Détecter le passage des neutrinos cosmiques de très haute énergie. Telle est la mission du télescope sous-marin Antares, déployé au large de Toulon. Si ce type de particule interagit peu avec la matière, en frappant une molécule d'eau elle peut produire un muon, une particule chargée qui émet des photons lors de son passage. Or c'est cette radiation émise que les quelque 900 photomultiplicateurs que compte le télescope Antares sont chargés d'observer par 2.400 mètres de profondeur. Des profondeurs où 90% des organismes abyssaux qui y vivent et s'y déplacent présentent la particularité d'émettre de la lumière. Or si jusqu'à présent, cette bioluminescence n'avait pas gêné la mission d'Antares, deux épisodes survenus entre mars et juillet des années 2009 et 2010 ont littéralement ébloui cet instrument. En général, le bruit de fond lumineux que mesure Antares est compris entre 40 et 100 kHz. Or lors de ces deux épisodes, ce bruit est passé soudainement à 9.000 kHz.

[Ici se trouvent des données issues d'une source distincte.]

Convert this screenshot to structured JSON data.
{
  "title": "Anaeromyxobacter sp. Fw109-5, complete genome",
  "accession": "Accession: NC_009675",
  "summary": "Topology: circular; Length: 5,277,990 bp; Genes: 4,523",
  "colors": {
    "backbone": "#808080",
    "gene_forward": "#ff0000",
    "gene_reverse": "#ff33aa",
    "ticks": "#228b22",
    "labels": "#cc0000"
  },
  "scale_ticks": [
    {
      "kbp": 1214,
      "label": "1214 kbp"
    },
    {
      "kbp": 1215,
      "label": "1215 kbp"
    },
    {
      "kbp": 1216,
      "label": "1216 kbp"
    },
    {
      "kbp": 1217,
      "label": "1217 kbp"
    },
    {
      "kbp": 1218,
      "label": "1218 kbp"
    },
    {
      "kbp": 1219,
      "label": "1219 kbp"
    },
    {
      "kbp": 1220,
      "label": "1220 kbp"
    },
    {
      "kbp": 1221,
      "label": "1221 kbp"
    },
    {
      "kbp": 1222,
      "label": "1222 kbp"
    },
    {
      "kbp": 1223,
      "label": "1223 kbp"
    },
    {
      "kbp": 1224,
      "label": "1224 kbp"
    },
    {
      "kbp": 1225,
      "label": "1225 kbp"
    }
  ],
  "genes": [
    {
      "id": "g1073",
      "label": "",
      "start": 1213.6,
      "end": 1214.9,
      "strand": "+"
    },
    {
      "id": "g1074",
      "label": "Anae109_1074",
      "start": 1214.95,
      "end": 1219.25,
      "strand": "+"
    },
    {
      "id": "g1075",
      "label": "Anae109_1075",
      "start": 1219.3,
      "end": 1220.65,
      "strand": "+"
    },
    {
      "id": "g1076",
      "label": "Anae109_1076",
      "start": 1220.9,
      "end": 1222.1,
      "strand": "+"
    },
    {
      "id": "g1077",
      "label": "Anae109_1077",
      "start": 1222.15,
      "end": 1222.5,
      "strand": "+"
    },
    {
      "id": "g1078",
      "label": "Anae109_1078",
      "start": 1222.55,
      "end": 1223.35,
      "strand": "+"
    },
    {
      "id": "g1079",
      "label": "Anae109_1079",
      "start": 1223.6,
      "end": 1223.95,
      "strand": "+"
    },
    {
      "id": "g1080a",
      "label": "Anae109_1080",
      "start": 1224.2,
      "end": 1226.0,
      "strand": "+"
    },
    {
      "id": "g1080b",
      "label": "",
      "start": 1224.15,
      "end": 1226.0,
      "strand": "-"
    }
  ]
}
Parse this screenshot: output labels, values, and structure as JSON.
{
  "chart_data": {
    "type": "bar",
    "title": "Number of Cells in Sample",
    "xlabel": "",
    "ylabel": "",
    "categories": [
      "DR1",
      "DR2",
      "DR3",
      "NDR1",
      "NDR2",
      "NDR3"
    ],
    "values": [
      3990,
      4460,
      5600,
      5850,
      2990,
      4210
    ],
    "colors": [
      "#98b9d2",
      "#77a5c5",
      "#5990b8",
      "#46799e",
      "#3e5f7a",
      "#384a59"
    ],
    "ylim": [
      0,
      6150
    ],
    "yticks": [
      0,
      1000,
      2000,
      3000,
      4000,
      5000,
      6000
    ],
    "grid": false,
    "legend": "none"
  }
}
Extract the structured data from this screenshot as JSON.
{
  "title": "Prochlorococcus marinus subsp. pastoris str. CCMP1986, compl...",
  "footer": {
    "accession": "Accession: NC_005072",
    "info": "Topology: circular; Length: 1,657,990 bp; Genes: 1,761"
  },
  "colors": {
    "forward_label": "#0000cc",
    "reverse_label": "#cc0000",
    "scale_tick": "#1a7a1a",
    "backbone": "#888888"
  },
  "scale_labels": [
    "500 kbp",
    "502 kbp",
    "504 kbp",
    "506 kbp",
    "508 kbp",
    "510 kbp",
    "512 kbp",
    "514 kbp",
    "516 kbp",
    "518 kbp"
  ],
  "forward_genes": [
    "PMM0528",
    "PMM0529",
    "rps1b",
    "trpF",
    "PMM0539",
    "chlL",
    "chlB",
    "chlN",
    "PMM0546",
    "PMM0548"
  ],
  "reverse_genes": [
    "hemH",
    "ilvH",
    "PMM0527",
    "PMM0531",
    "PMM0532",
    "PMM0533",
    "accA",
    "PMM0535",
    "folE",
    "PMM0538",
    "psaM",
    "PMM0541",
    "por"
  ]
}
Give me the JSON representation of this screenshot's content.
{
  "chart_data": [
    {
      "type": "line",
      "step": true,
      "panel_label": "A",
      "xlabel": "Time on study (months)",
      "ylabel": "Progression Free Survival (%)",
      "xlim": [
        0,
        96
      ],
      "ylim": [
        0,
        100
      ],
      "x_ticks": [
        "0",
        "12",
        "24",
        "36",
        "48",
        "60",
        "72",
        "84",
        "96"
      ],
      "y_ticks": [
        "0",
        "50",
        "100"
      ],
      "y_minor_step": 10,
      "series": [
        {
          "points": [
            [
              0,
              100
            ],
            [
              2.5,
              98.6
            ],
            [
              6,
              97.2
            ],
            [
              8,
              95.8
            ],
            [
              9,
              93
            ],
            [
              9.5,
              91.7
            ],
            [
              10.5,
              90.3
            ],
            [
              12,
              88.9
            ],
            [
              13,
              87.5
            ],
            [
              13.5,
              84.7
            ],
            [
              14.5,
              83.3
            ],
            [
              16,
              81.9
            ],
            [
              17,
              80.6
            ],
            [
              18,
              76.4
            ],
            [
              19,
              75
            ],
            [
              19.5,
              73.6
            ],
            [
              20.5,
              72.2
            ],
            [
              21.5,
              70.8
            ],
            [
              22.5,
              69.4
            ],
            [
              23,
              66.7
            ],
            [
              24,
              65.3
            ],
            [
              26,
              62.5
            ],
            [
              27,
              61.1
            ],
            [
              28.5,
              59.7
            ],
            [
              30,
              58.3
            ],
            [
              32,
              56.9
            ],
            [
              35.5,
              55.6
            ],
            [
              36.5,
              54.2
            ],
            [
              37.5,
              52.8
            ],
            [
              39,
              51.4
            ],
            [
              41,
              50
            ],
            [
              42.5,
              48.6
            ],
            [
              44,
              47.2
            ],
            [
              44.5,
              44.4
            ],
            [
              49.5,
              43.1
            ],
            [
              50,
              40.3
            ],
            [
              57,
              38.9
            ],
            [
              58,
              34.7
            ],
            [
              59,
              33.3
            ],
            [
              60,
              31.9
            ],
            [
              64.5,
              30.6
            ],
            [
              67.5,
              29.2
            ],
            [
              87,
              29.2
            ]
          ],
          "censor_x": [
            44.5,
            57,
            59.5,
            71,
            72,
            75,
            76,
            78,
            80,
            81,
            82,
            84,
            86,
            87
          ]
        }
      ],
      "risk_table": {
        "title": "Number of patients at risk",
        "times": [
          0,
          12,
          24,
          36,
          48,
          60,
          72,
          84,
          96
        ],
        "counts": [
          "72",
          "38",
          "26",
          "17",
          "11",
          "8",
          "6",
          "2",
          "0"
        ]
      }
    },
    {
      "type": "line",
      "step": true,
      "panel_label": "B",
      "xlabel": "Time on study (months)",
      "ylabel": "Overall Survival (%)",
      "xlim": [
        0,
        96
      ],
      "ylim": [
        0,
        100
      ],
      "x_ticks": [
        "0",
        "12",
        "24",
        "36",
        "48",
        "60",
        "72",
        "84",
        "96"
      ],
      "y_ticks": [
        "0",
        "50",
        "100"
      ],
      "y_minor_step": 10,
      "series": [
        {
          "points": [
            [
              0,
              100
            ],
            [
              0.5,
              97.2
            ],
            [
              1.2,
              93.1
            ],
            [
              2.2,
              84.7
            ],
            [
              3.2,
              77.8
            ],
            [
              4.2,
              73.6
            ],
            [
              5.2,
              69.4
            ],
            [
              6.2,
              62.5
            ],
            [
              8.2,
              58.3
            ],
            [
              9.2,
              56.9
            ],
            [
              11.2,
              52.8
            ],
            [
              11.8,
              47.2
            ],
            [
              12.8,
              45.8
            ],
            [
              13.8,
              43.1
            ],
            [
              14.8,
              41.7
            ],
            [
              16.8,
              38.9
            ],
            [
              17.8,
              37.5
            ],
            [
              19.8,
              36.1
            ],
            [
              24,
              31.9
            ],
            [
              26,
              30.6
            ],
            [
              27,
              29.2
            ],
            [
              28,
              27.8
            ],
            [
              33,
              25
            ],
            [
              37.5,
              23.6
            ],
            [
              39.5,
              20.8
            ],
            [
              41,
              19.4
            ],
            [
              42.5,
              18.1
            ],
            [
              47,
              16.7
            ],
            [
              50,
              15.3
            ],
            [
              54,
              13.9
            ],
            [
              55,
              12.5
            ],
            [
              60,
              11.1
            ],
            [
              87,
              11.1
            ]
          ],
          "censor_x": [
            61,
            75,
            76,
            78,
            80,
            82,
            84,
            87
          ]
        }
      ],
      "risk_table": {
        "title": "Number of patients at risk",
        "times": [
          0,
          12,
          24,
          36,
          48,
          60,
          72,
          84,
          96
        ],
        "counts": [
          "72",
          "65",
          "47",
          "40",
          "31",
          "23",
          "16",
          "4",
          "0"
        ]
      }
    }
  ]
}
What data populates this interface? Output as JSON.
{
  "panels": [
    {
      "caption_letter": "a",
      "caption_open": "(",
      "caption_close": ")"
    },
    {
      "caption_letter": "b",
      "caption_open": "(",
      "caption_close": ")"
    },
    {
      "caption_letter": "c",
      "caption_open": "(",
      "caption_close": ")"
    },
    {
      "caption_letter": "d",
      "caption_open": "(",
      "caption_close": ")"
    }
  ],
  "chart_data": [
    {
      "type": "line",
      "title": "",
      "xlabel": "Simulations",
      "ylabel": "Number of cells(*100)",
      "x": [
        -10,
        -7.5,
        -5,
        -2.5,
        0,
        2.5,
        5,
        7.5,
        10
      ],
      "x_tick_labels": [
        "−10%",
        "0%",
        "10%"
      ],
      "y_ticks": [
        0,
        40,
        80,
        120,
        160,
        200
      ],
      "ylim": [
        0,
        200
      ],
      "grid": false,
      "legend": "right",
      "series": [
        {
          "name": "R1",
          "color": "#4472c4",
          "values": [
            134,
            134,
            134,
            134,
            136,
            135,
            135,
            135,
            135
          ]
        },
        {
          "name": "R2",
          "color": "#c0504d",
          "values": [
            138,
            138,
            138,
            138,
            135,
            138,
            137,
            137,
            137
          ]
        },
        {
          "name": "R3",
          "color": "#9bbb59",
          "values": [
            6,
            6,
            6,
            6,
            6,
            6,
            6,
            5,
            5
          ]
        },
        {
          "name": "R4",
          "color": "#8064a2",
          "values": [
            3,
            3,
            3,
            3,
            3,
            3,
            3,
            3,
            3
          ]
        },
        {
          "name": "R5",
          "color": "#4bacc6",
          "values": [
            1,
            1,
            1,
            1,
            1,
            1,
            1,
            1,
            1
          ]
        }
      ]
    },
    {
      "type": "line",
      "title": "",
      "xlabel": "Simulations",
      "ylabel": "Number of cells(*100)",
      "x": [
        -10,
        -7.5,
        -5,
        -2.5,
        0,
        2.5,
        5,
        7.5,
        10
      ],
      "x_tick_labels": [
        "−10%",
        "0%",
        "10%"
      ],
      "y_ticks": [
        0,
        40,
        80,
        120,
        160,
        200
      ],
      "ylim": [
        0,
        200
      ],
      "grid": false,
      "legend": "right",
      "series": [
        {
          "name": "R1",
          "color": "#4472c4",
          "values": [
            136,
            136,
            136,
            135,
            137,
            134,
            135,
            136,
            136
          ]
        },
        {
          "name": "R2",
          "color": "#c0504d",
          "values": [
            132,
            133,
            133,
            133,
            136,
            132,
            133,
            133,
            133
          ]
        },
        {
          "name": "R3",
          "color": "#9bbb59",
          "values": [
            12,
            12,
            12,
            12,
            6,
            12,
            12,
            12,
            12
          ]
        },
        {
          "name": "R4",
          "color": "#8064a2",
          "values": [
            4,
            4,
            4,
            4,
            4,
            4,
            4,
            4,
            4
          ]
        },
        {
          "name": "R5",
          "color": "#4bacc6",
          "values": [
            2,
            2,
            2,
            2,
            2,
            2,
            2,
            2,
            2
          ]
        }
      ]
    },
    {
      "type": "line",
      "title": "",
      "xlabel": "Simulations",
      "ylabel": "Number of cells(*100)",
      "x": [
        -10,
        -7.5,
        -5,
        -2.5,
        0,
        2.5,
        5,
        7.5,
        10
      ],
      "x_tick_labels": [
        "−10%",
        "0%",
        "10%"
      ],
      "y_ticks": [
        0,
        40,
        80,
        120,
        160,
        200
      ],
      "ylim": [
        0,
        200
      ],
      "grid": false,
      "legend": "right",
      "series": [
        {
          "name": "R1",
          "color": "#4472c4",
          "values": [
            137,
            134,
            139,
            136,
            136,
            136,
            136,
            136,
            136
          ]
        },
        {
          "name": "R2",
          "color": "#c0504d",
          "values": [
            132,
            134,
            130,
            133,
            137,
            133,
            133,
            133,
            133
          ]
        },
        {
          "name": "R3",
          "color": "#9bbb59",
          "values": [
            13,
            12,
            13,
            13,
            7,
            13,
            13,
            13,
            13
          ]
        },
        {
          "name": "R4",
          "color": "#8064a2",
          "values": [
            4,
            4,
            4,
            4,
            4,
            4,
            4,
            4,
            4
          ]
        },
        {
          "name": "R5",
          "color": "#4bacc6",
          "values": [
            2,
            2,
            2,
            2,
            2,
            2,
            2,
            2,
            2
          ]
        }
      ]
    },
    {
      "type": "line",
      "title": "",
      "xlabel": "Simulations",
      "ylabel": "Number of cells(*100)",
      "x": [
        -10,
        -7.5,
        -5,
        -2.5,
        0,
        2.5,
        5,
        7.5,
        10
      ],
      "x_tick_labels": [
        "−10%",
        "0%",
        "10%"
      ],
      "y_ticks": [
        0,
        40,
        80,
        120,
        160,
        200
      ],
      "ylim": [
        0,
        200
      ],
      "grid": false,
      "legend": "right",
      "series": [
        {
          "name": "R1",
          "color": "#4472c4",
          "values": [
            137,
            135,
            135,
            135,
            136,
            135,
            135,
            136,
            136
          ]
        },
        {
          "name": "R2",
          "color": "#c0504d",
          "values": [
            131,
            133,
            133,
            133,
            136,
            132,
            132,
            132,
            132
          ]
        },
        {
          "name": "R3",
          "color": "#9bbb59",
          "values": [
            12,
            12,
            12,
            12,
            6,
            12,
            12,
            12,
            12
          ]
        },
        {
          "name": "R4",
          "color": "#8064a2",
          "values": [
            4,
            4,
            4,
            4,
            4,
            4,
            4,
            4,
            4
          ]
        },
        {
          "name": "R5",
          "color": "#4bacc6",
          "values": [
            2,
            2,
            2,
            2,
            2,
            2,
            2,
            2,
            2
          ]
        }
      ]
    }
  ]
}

Vue du détecteur de neutrinos Antares
Un pic qui a coïncidé avec une augmentation de la température de l'eau et de la salinité. D'où le lien fait par les chercheurs entre la bioluminescence et les mouvements de convection qui se produisent dans le golfe du Lion, mouvements qui apportent aux eaux profondes de l'oxygène et des nutriments et boostent l'activité biologique. Or c'est ce pic d'activité biologique qu'a mesuré le télescope sous-marin Antares. Selon les chercheurs, cette mesure de la bioluminescence pourrait devenir la première méthode pour mesurer en continu l'activité biologique en eaux profondes. L'impact sur la vie des mouvements des masses d'eau et la circulation océanique pourrait être alors mieux compris, ce qui est d'autant plus important dans un contexte de réchauffement climatique où ces convections d'eau profonde devraient diminuer significativement au cours du siècle.
Les résultats de ces travaux, menés par une équipe coordonnée par des chercheurs de l'Institut Méditerranéen d'Océanographie (CNRS/IRD/Université Aix-Marseille/Universite du Sud Toulon-Var) et du Centre de Physique des Particules de Marseille (CNRS/Université Aix-Marseille), ont été publiés dans PLoS ONE le 10 juillet dernier.